A inicios de este 2022, la amenaza de la guerra, que nunca se ha ido del todo en realidad, volvió a estar muy presente en el ánimo de la humanidad. Por un azar del destino que no acabo de entender, dos de mis lecturas, sucesivas, tuvieron que ver de un modo u otro con el tema, y en pocas ocasiones como en esta he batallado un poco para animarme a avanzar con la lectura, porque a pesar de que esta en particular es una obra de ficción, se puede percibir a la perfección la cruel realidad en la que está basado, y eso hace que sea un poco difícil de asimilar. Del otro libro hablaré otro día, por lo pronto quedémonos en la batalla de Inglaterra.

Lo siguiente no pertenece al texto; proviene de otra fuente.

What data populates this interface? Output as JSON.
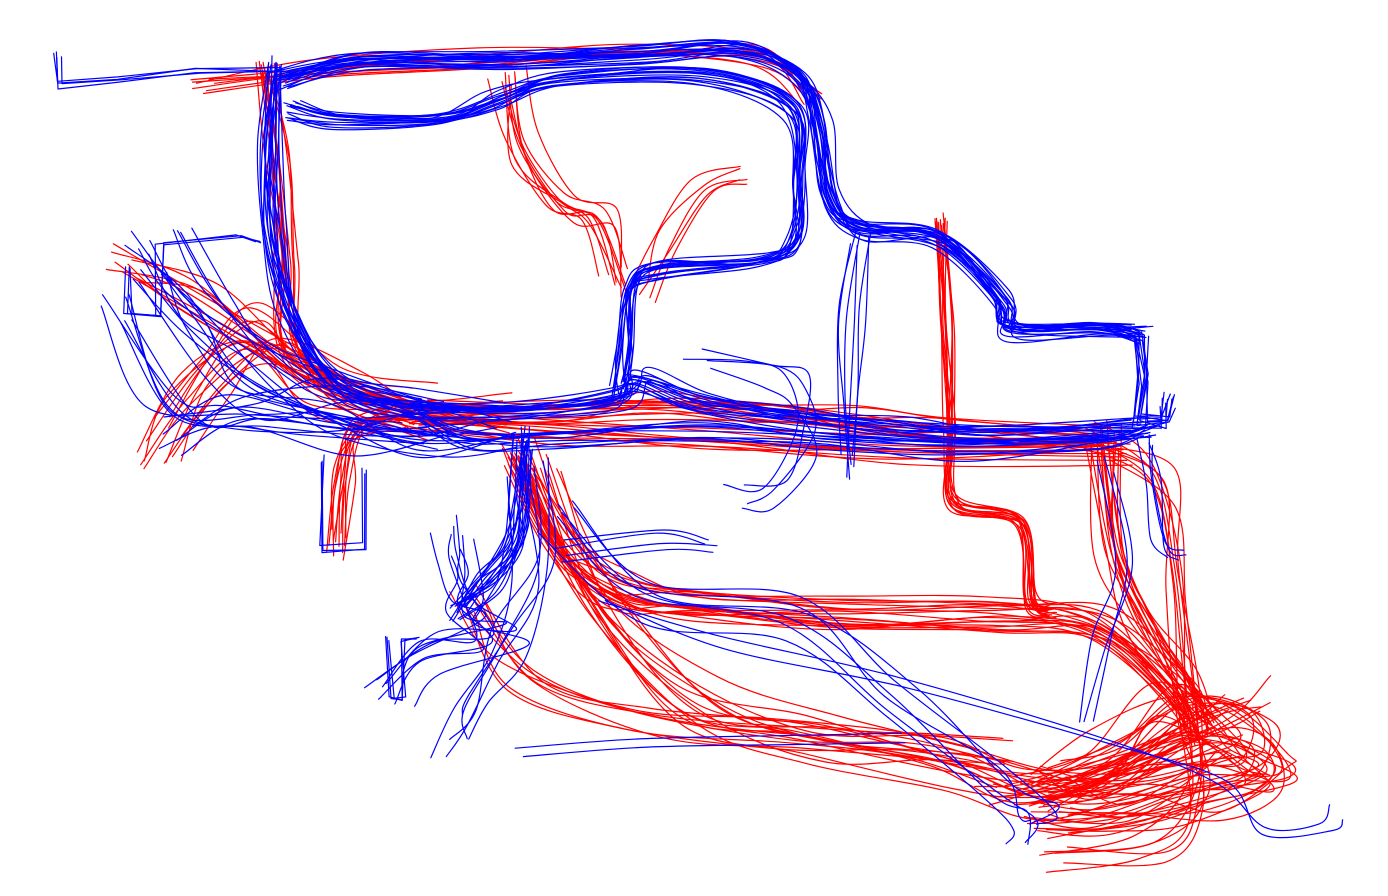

El libro forma parte de una trilogía con la que la autora pretendió dar una idea a sus hijos sobre los horrores que vivió en su calidad de exiliada judía y alemana durante la segunda guerra mundial. En el, seguimos a una muchacha en su paso de la pubertad a la juventud mientras vemos las penurias que tienen que sortear ella y su familia, sobre todo cuando el conflicto armado finalmente llega a Inglaterra, país que los ha acogido en su intento por ponerse a salvo. Si el primer libro de la serie (Cuando Hitler se robó el conejito rosa") estaba enfocado hacia un público más infantil, este está dirigido hacia una audiencia más juvenil, pero no por eso deja de ser interés para los lectores más maduros en general.

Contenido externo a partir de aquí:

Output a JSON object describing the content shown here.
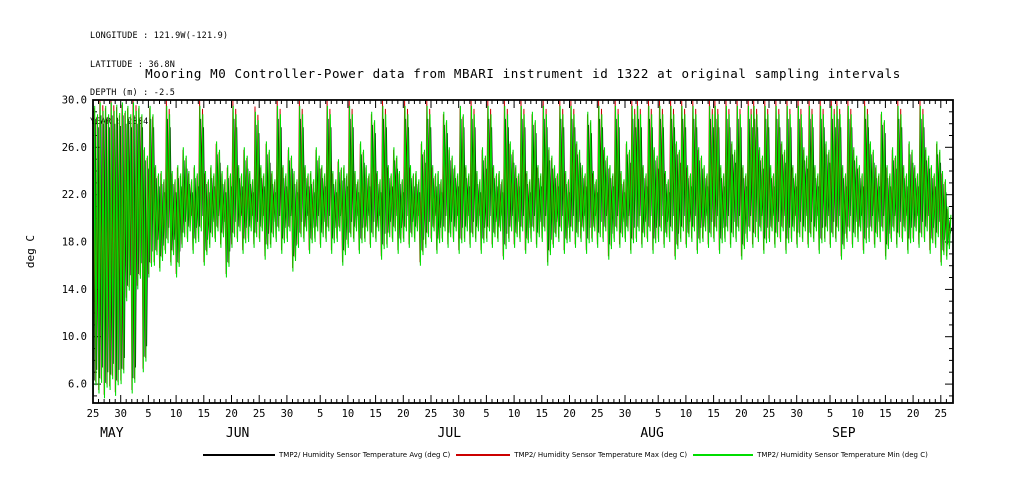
{
  "header": {
    "longitude": "LONGITUDE : 121.9W(-121.9)",
    "latitude": "LATITUDE : 36.8N",
    "depth": "DEPTH (m) : -2.5",
    "year": "YEAR : 2004"
  },
  "chart_data": {
    "type": "line",
    "title": "Mooring M0 Controller-Power data from MBARI instrument id 1322 at original sampling intervals",
    "ylabel": "deg C",
    "ylim": [
      4.4,
      30.0
    ],
    "yticks": [
      6,
      10,
      14,
      18,
      22,
      26,
      30
    ],
    "ytick_labels": [
      "6.0",
      "10.0",
      "14.0",
      "18.0",
      "22.0",
      "26.0",
      "30.0"
    ],
    "x_range_days": [
      0,
      155.2
    ],
    "x_minor_tick_every_days": 1,
    "x_major_ticks": [
      {
        "day": 0,
        "label": "25"
      },
      {
        "day": 5,
        "label": "30"
      },
      {
        "day": 10,
        "label": "5"
      },
      {
        "day": 15,
        "label": "10"
      },
      {
        "day": 20,
        "label": "15"
      },
      {
        "day": 25,
        "label": "20"
      },
      {
        "day": 30,
        "label": "25"
      },
      {
        "day": 35,
        "label": "30"
      },
      {
        "day": 41,
        "label": "5"
      },
      {
        "day": 46,
        "label": "10"
      },
      {
        "day": 51,
        "label": "15"
      },
      {
        "day": 56,
        "label": "20"
      },
      {
        "day": 61,
        "label": "25"
      },
      {
        "day": 66,
        "label": "30"
      },
      {
        "day": 71,
        "label": "5"
      },
      {
        "day": 76,
        "label": "10"
      },
      {
        "day": 81,
        "label": "15"
      },
      {
        "day": 86,
        "label": "20"
      },
      {
        "day": 91,
        "label": "25"
      },
      {
        "day": 96,
        "label": "30"
      },
      {
        "day": 102,
        "label": "5"
      },
      {
        "day": 107,
        "label": "10"
      },
      {
        "day": 112,
        "label": "15"
      },
      {
        "day": 117,
        "label": "20"
      },
      {
        "day": 122,
        "label": "25"
      },
      {
        "day": 127,
        "label": "30"
      },
      {
        "day": 133,
        "label": "5"
      },
      {
        "day": 138,
        "label": "10"
      },
      {
        "day": 143,
        "label": "15"
      },
      {
        "day": 148,
        "label": "20"
      },
      {
        "day": 153,
        "label": "25"
      }
    ],
    "month_labels": [
      {
        "day": 3.4,
        "label": "MAY"
      },
      {
        "day": 26.1,
        "label": "JUN"
      },
      {
        "day": 64.3,
        "label": "JUL"
      },
      {
        "day": 100.9,
        "label": "AUG"
      },
      {
        "day": 135.5,
        "label": "SEP"
      }
    ],
    "series": [
      {
        "name": "TMP2/ Humidity Sensor Temperature Avg (deg C)",
        "color": "#000000",
        "role": "avg"
      },
      {
        "name": "TMP2/ Humidity Sensor Temperature Max (deg C)",
        "color": "#cc0000",
        "role": "max"
      },
      {
        "name": "TMP2/ Humidity Sensor Temperature Min (deg C)",
        "color": "#00dd00",
        "role": "min"
      }
    ],
    "daily_envelope": {
      "description": "Per-day low/high (deg C) of the dense oscillating trace; day 0 = first x tick (Apr 25, YEAR 2004 shown on plot)",
      "low": [
        5.0,
        5.2,
        4.8,
        5.5,
        5.0,
        6.0,
        13.0,
        5.2,
        14.0,
        7.0,
        15.0,
        16.0,
        15.5,
        17.0,
        16.0,
        15.0,
        17.5,
        18.0,
        17.0,
        18.0,
        16.0,
        17.5,
        18.0,
        17.5,
        15.0,
        17.5,
        18.0,
        17.0,
        18.0,
        17.5,
        18.0,
        16.5,
        17.5,
        18.0,
        17.0,
        18.0,
        15.5,
        17.5,
        18.0,
        17.0,
        18.0,
        17.5,
        18.0,
        17.0,
        18.0,
        16.0,
        17.5,
        18.0,
        17.0,
        18.0,
        17.5,
        18.0,
        16.5,
        17.5,
        18.0,
        17.0,
        18.0,
        17.5,
        18.0,
        16.0,
        17.5,
        18.0,
        17.0,
        18.0,
        17.5,
        18.0,
        17.0,
        18.0,
        17.5,
        18.0,
        17.0,
        18.0,
        17.5,
        18.0,
        16.5,
        18.0,
        17.5,
        18.0,
        17.0,
        18.0,
        17.5,
        18.0,
        16.0,
        17.5,
        18.0,
        17.0,
        18.0,
        17.5,
        18.0,
        17.0,
        18.0,
        17.5,
        18.0,
        16.5,
        18.0,
        17.5,
        18.0,
        17.0,
        18.0,
        17.5,
        18.0,
        17.0,
        18.0,
        17.5,
        18.0,
        16.5,
        18.0,
        17.5,
        18.0,
        17.0,
        18.0,
        17.5,
        18.0,
        17.0,
        18.0,
        17.5,
        18.0,
        16.5,
        18.0,
        17.5,
        18.0,
        17.0,
        18.0,
        17.5,
        18.0,
        17.0,
        18.0,
        17.5,
        18.0,
        17.5,
        18.0,
        17.0,
        18.0,
        17.5,
        18.0,
        16.5,
        18.0,
        17.5,
        18.0,
        17.0,
        18.0,
        17.5,
        18.0,
        16.5,
        18.0,
        17.5,
        18.0,
        17.0,
        18.0,
        17.5,
        18.0,
        17.0,
        17.5,
        16.0,
        16.5
      ],
      "high": [
        29.5,
        29.8,
        29.5,
        29.8,
        29.6,
        29.8,
        29.5,
        29.8,
        29.5,
        26.0,
        29.5,
        24.5,
        24.0,
        29.5,
        24.0,
        24.5,
        26.0,
        24.0,
        24.5,
        29.5,
        24.0,
        24.5,
        26.5,
        24.0,
        24.5,
        29.5,
        24.5,
        26.0,
        24.0,
        29.0,
        24.5,
        26.5,
        24.0,
        29.5,
        24.5,
        26.0,
        24.0,
        29.5,
        24.5,
        24.0,
        26.0,
        24.5,
        29.5,
        24.0,
        25.0,
        24.5,
        29.5,
        24.0,
        26.5,
        24.5,
        29.0,
        24.0,
        29.5,
        24.5,
        26.0,
        24.0,
        29.5,
        24.5,
        24.0,
        26.5,
        29.5,
        24.5,
        24.0,
        29.0,
        26.0,
        24.5,
        29.5,
        24.5,
        29.5,
        24.0,
        26.0,
        29.5,
        24.5,
        24.0,
        29.5,
        26.5,
        24.5,
        29.5,
        24.0,
        29.0,
        24.5,
        29.5,
        26.0,
        24.5,
        29.5,
        24.0,
        29.5,
        26.5,
        24.5,
        29.0,
        24.0,
        29.5,
        26.0,
        24.5,
        29.5,
        24.0,
        26.5,
        29.5,
        29.5,
        24.5,
        29.5,
        26.0,
        29.5,
        24.0,
        29.5,
        26.5,
        29.5,
        24.5,
        29.5,
        26.0,
        24.5,
        29.5,
        29.5,
        24.5,
        29.5,
        26.5,
        29.5,
        24.5,
        29.5,
        29.5,
        26.0,
        29.5,
        24.5,
        29.5,
        26.5,
        29.5,
        24.5,
        29.5,
        26.0,
        29.5,
        24.5,
        29.5,
        26.5,
        29.5,
        29.5,
        24.5,
        29.5,
        26.0,
        24.5,
        29.5,
        26.5,
        24.5,
        29.0,
        24.5,
        26.0,
        29.5,
        24.5,
        26.5,
        24.5,
        29.5,
        26.0,
        24.5,
        26.5,
        24.0,
        21.0
      ]
    },
    "max_peak_days": [
      1,
      3,
      7,
      13,
      19,
      25,
      29,
      33,
      37,
      42,
      46,
      52,
      56,
      60,
      68,
      71,
      74,
      77,
      81,
      84,
      86,
      91,
      94,
      97,
      98,
      100,
      102,
      104,
      106,
      108,
      111,
      112,
      114,
      116,
      118,
      119,
      121,
      123,
      125,
      127,
      129,
      131,
      133,
      134,
      136,
      139,
      145,
      149
    ],
    "max_peak_offset": 0.45,
    "legend_position": "bottom"
  }
}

Lo más destacable es el modo en que la autora nos descubre el mundo interior de su protagonista de un modo bastante enternecedor. Vemos como se va dando su despertar hacia los hechos que sacuden al mundo, como se va dando cuenta de su posición domo exiliada en un país extranjero, y como poco a poco se va transformando de niña en mujer, pasando por esa angustia de no saber a que se va a dedicar cuando sea grande. Desde luego, el aspecto sentimental no es dejado de lado, y somos testigos de las emociones y angustias del primer amor, que aunque no en el eje central de la novela, esta bien manejado sin ser algo empalagoso.

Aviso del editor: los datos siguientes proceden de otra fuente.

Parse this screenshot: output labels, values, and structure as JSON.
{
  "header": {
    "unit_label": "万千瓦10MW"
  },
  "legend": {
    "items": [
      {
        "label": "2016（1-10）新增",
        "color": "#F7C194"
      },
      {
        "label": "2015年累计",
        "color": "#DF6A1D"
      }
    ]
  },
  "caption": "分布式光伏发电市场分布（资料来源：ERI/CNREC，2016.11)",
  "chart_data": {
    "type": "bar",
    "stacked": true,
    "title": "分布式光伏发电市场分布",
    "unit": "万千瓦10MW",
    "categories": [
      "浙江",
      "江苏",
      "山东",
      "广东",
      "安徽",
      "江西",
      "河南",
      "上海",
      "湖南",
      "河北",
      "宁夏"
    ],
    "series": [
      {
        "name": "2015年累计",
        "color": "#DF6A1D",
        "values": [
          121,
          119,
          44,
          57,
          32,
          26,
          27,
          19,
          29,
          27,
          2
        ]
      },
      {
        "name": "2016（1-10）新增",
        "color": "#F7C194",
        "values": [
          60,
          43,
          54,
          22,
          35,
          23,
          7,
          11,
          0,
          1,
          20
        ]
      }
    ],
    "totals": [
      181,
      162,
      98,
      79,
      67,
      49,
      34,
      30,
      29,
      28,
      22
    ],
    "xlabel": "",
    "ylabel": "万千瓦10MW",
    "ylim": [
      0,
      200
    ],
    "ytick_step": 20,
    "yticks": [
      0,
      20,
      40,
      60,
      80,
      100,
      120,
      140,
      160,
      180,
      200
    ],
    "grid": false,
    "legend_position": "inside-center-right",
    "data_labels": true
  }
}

Lo que más me ha gustado del libro es que a pesar de que es una obra fuerte, no deja de ser un libro acerca de la esperanza. Nos enseña como aún en los momentos más oscuros, siempre hay cabida para la bondad y como, a pesar de las penurias, es importante aferrarse a ella, como forma de combatir la oscuridad interior que la guerra deja en aquellos que la han tenido que experimentar en carne propia. En ese sentido es una muy buena obra. Al final del libro acabas entendiendo las pequeñas frivolidades de la protagonista, y deseas con todo el corazón que finalmente haya podido lograr encontrar al fin un hogar propio, aceptada y haciendo aquello que más le gustaba. Es grato ver que al final si acabó lográndolo, señal de que siempre es posible pensar un poco en la esperanza sin ser defraudados.